Calculate the ΔHo for the reaction, 6NO2(g) + 8NH3(g) → 7N2(g) + 12H2O(l).
N2(g) + 2O2(g) → 2NO2(g) ΔHo=+66.36 kJ
4NH3(g) + 3O2(g) → 2N2(g) + 6H2O(l) ΔHo=-1530.36 kJ
-787.30 kJ
-3259.80 kJ
-1464.00 kJ
-2861.64 kJ
To calculate the ΔHo for the reaction 6NO2(g) + 8NH3(g) → 7N2(g) + 12H2O(l), we can use the given reactions and their enthalpy values.
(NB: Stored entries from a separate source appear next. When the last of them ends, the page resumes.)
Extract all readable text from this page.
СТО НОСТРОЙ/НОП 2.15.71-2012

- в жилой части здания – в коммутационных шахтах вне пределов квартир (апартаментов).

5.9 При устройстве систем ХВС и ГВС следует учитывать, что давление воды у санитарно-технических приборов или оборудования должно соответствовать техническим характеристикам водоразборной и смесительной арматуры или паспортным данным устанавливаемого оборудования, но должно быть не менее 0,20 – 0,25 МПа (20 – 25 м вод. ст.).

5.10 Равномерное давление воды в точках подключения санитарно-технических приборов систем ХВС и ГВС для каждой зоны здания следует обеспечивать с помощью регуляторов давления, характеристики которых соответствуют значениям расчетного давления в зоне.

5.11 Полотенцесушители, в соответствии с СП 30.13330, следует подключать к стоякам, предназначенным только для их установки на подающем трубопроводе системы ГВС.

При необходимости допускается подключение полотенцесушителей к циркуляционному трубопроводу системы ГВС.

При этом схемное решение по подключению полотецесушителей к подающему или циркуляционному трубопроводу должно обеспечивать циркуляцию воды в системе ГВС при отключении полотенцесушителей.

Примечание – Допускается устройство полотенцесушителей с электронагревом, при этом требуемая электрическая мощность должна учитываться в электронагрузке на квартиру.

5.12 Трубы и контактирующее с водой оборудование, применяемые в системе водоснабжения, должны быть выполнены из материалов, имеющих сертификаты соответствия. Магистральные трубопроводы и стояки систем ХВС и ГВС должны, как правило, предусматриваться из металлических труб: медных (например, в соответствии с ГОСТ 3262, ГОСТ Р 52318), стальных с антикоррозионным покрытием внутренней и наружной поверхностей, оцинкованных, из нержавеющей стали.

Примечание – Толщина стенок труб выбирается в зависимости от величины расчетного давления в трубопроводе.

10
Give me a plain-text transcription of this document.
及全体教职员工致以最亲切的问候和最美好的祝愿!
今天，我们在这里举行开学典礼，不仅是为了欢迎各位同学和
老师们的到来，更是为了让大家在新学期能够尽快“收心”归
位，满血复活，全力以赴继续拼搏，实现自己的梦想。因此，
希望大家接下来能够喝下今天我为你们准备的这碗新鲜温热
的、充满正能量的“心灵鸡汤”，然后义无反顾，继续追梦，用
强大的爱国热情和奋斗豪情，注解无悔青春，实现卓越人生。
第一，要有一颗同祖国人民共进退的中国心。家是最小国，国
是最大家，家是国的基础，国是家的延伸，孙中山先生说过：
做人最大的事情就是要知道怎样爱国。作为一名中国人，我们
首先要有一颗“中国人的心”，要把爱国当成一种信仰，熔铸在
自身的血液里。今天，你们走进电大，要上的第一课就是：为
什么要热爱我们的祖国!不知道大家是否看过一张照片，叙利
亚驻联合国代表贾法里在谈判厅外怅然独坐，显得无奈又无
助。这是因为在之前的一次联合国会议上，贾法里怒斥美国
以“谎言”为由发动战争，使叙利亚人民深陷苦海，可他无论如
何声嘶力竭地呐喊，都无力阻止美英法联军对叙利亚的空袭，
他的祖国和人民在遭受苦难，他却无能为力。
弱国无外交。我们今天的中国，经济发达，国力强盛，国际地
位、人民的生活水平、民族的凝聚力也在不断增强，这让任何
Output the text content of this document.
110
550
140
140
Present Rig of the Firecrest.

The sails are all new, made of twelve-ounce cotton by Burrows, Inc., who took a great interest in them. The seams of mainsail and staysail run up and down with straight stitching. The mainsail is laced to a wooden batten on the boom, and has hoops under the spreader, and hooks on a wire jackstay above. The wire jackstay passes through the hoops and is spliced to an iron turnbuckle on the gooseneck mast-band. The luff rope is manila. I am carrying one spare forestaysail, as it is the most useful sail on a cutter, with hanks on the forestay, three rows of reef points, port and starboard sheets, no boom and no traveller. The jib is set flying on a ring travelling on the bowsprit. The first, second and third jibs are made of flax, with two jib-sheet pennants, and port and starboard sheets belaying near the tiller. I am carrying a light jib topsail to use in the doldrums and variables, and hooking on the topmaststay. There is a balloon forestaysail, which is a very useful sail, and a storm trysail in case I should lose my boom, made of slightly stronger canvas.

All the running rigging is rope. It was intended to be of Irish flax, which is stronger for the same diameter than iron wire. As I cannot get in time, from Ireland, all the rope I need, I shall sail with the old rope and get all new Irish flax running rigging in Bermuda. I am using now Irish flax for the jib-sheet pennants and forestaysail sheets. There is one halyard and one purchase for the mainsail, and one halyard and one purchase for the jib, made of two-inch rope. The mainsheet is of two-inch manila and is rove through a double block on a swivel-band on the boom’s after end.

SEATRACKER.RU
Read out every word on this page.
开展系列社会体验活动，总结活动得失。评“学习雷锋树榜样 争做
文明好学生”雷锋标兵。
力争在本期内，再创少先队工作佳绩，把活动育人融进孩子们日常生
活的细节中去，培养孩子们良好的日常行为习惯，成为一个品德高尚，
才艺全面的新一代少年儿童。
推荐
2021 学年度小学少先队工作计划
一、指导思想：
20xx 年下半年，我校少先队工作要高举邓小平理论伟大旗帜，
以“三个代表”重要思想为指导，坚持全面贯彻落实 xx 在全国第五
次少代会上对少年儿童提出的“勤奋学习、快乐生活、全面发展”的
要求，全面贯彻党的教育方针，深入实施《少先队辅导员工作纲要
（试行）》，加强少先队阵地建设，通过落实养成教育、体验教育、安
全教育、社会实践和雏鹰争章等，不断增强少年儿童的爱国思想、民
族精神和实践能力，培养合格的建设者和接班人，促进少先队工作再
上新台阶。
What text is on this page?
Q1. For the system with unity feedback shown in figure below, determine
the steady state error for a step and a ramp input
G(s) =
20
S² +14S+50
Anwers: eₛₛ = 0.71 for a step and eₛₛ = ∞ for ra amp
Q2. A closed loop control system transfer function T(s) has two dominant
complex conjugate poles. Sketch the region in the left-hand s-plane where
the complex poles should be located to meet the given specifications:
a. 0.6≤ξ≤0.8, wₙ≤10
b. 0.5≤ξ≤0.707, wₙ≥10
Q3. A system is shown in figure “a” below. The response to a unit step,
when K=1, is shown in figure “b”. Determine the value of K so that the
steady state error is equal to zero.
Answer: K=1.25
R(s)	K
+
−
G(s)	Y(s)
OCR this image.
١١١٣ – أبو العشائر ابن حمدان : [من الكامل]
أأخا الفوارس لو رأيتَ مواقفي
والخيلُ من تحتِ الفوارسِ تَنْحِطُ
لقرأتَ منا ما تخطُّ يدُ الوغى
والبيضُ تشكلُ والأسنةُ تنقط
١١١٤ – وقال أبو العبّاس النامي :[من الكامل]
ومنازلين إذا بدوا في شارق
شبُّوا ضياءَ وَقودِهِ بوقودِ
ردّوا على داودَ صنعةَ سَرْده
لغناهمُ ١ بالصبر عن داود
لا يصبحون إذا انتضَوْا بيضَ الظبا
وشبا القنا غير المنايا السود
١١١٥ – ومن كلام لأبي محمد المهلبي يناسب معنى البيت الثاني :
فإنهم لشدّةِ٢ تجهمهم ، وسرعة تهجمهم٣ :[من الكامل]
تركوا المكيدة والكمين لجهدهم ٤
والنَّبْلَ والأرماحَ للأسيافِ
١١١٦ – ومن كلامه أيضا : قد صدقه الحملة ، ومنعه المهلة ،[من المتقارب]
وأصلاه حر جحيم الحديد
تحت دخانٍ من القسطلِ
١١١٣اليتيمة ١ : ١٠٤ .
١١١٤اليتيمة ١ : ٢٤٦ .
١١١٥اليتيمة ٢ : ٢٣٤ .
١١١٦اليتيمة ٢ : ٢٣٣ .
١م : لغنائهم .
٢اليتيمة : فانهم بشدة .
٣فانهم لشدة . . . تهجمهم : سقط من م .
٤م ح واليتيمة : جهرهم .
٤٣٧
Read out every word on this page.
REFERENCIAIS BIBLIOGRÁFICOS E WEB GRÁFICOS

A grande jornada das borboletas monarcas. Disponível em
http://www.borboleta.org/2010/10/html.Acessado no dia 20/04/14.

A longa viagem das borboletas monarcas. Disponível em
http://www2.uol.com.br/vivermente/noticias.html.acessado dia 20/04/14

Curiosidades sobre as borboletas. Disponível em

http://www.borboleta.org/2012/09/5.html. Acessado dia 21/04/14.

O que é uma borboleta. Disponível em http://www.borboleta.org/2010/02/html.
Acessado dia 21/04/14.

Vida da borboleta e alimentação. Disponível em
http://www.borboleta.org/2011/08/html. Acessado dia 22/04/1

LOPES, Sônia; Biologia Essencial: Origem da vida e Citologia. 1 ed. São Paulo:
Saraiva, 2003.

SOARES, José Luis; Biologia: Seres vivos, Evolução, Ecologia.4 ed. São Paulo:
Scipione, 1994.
We can start by scaling the given reactions so that the number of moles of the desired reaction matches the coefficients in the given reaction:
2 * (N2(g) + 2O2(g) → 2NO2(g))
4 * (NH3(g) + 3O2(g) → 2N2(g) + 6H2O(l))
This gives us:
2N2(g) + 4O2(g) → 4NO2(g) ΔHo = 2 * (+66.36 kJ) = +132.72 kJ
8NH3(g) + 24O2(g) → 16N2(g) + 48H2O(l) ΔHo = 4 * (-1530.36 kJ) = -6121.44 kJ
Now, we can reverse the first reaction and multiply the second reaction by 7, so they cancel out:
-2 * (4NO2(g) → 2N2(g) + 4O2(g))
7 * (16N2(g) + 48H2O(l) → 8NH3(g) + 24O2(g))
This gives us:
-4NO2(g) + 2N2(g) + 4O2(g) ΔHo = -2 * (+66.36 kJ) = -132.72 kJ
112N2(g) + 336H2O(l) → 56NH3(g) + 168O2(g) ΔHo = 7 * (-6121.44 kJ) = -42850.08 kJ
Now, we can add the two reactions together to get the desired reaction:
-4NO2(g) + 2N2(g) + 4O2(g)
112N2(g) + 336H2O(l)
6NO2(g) + 8NH3(g) → 7N2(g) + 12H2O(l) ΔHo = (-132.72 kJ) + (-42850.08 kJ) = -42982.80 kJ
Therefore, the ΔHo for the reaction is -42982.80 kJ or -4.298280 x 10^4 kJ.